A real-world evidence analysis of periampullary cancers in an academic hospital in Chile.

Abstract

663 Background: Periampullary cancers can originate in the pancreas, duodenum, bile duct or structures of the ampullary complex. The treatment of choice in early stages is pancreatoduodenectomy. The management post-surgery can depend on the histology pattern, and the overall survival can vary in different subgroups. Methods: A retrospective cohort study.
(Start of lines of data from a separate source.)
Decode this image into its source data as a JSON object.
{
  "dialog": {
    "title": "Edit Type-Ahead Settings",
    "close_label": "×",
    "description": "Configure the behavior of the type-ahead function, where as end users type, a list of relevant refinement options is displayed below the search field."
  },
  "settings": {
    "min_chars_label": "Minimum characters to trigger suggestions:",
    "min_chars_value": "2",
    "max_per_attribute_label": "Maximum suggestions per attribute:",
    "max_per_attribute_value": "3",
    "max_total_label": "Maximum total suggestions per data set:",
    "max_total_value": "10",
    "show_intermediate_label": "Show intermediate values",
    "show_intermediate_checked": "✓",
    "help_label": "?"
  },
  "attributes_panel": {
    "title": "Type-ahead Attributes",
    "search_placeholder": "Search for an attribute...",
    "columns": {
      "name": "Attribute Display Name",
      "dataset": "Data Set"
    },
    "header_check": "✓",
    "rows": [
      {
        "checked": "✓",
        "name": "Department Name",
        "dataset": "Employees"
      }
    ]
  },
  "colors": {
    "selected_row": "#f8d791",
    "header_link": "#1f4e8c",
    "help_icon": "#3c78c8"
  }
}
We examined patients (pts) with invasive periampullary cancer undergoing pancreatoduodenectomy at the Hospital Clinico Universidad de Chile between 2002 to 2018. We analyzed epidemiological, clinical, surgical, and histological data. OS and the hazard ratio (HR) were established by GraphPad Prism 8.0. Results: Thirty-seven cases were registered. Twenty-two (59%) pts were men. The mean age was 62.5 (43-83 years). The histological subtypes were: 15 pts (40.5%) intestinal group (IN), 20 pts (54%) pancreatobiliary group (PB), 1 pt (2.7%) mixed and 1 pt (2.7%) signet ring cell type. A full concordance between histology and immunohistochemistry (CK20, CK7, CDX2, MUC1, and MUC2) patterns was 66% of the PB group, and 0% of the IN group. The stage IB was most frequent in all of the group (36,4%). The most frequent stages were IB (66,6%) in the IN type and IIIA (46%) in the PB type. The level of Ca19-9 was higher the PB group than IN group (629.7 versus 41.5 U/ml, respectively). Seven pts received postoperative adjuvant treatment such as FOLFOX, capecitabine, and gemcitabine. The median OS was 133,5 months (mo) in the intestinal group and 32,6 mo in PB group (P-value = 0.021). The HR was 0.38 (95% CI of ratio 0.1332 to 1.084). The 5-year OS was 75,2% and 45,7% in the IN and PB group, respectively. Conclusions: Periampullary cancer remains very challenging because it is a rare malignancy and present diverse histological pattern. These factors influence the behavior and OS of the disease. Our results showed clinically and statistically relevant differences in the staging, levels of Ca19-9, and OS of the IN and PB subtypes. Our patients received few post-operatory therapies such as chemotherapy; this factor could influence the OS in the high-risk group. According to our data, a personalized treatment by histological type should consider in this disease.